1. Debbie and I will be going on a Thursday/Friday trip in just under three weeks, exploring New York outside of and beyond NYC and its suburbs. Debbie is making our plans and I'm happy to report that she is looking at hikes for us to go on, possibly including waterfalls. I've been trying to remember the last time Debbie and I hiked together. I really can't -- was it that day many years ago when we hiked the McKenzie River Trail one day after church? It doesn't really matter -- what matter is that I'm stoked to join Debbie, see the countryside, hit a trail or two, and visit some wineries and breweries with Gibbs right along with us.
2. Christy and I asked Carol to make a request for Mother's Day dinner. She wants to experience the flavors of the Middle East, with the a fish dish as the main entree. Putting this little feast together has required some planning. Today I double checked the recipes I'll follow and made a list of groceries to go buy in Coeur d'Alene. I'm going to break with my usual habit of trying to make whatever I can find at Yoke's work. I want to look over the fish offerings in CdA and I just thought it would be fun to go to Pilgrim's Market, possibly to Fred Meyer, and no doubt to Fisherman's Market and check out fish, produce, wine, and, apart from dinner, look at cider selections.

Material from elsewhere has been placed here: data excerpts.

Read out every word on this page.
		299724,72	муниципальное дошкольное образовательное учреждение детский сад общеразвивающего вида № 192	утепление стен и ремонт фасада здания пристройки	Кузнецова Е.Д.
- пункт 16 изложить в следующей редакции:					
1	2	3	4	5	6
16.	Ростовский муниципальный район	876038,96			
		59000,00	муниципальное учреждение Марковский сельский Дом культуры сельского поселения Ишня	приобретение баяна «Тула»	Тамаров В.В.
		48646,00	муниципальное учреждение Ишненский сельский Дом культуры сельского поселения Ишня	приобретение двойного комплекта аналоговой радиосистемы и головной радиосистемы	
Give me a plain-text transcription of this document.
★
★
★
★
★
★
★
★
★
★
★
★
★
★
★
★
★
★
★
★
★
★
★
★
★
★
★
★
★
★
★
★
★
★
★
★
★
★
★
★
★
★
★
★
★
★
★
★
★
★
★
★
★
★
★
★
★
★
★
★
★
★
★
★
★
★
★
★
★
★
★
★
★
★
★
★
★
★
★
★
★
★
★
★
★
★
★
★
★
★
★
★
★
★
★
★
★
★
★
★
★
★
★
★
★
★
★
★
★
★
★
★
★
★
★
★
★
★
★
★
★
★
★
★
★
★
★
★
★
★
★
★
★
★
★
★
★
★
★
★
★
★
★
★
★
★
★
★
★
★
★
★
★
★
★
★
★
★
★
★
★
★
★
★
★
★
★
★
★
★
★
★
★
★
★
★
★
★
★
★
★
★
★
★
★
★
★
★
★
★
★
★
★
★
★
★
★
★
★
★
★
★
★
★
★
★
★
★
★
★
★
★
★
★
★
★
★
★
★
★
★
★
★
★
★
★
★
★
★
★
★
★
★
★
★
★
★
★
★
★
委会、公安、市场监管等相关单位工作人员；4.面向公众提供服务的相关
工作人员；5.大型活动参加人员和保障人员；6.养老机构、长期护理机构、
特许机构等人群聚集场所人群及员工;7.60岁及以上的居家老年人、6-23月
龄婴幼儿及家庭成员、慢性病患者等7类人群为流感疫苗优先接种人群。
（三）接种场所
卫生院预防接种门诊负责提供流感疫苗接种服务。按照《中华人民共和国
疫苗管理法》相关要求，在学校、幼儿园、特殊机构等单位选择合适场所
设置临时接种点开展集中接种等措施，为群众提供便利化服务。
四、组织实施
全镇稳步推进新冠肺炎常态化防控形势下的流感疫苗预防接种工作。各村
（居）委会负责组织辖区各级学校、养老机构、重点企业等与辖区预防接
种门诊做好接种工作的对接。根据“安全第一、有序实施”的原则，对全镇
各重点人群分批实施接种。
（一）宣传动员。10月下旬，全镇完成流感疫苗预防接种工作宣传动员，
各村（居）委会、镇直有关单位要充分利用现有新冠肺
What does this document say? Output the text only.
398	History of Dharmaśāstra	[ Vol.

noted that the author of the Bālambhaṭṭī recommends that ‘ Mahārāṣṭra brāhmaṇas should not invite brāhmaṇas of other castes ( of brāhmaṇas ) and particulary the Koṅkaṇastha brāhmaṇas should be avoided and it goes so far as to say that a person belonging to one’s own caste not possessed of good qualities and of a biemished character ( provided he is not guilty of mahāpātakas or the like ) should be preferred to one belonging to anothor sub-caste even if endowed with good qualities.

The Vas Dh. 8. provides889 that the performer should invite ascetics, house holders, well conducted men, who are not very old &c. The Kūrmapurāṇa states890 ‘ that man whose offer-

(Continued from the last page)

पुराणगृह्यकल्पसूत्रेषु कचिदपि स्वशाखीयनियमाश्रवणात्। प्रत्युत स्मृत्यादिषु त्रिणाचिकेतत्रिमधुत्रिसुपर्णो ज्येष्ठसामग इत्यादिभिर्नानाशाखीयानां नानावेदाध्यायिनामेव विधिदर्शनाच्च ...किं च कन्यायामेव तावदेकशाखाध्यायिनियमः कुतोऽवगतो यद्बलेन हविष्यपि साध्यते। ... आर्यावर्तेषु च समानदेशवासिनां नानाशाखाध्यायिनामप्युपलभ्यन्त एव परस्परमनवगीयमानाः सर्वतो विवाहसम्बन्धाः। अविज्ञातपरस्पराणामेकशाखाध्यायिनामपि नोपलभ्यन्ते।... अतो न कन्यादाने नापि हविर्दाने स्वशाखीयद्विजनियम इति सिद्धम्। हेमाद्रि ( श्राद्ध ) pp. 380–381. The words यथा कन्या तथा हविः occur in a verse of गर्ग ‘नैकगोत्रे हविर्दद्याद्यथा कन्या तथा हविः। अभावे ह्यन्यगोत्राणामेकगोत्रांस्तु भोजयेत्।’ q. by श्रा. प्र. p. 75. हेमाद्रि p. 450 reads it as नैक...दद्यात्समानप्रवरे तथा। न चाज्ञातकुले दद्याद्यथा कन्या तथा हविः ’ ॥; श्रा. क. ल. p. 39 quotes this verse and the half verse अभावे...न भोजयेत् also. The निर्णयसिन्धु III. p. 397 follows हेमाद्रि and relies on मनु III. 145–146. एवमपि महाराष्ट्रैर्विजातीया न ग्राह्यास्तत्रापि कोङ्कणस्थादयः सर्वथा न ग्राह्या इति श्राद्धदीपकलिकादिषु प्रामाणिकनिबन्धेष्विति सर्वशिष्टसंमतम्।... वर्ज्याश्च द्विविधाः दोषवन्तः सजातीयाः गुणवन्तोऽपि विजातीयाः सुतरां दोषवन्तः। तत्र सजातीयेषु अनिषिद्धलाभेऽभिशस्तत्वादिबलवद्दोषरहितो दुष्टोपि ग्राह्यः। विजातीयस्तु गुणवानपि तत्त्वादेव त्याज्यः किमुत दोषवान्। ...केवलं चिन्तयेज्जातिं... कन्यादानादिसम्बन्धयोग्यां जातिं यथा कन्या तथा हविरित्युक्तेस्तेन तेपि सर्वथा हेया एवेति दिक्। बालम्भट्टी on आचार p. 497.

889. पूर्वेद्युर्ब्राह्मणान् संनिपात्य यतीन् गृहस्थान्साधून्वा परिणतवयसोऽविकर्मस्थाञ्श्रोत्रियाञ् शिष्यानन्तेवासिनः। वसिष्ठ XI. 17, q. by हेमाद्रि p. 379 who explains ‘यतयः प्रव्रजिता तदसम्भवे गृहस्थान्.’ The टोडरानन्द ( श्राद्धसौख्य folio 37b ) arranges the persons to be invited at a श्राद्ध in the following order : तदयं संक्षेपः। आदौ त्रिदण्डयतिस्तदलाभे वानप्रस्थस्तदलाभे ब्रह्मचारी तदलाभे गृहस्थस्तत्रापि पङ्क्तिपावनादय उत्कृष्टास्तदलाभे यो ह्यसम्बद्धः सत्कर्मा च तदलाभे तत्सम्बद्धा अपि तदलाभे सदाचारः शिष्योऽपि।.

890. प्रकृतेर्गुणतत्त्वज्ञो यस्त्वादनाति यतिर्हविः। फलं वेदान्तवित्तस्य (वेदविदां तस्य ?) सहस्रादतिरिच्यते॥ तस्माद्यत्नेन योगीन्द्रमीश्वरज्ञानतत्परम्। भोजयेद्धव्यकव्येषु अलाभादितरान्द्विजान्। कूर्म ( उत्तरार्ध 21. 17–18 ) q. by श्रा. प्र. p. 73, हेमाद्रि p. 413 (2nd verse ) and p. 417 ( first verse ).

3. I also did some planning today for the blabbing I'll do on Sunday with our Zoom group about the literary genre of comedy. I have a plan and to reinforce my thinking and feeling about stories of transformation and joy, tonight I thoroughly enjoyed watching the 1996 original Japanese version of the movie, Shall We Dance? I hadn't seen this movie since the summer of 1997, back when Debbie and I were getting acquainted by writing many, many emails back and forth to each other. Shall We Dance? was playing at the Bijou Art Cinema and, in one of her emails, Debbie asked me if I'd seen it. I hadn't, but went to the movie right away and I loved it. I wish I could remember what Debbie and I wrote back and forth about the movie, but I've forgotten.
The movie stayed with me, though, for these last twenty-four years, especially when, on occasion, I taught the Literature of Comedy course at LCC and as I began, about 10-15 years ago, to pay special attention to movies about characters who had died or were dead inside and came to life again. Such transformation is at the heart of Shall We Dance?, not only for the character the story is primarily about, but for other characters, too. It was a joy in 1997 and an even greater joy tonight to watch how entering into the emotional dimensions of ballroom dancing, not just the physical techniques, helps a variety of characters blossom into being more fully human, full of vitality, delight, wonder, and vibrant love of various kinds.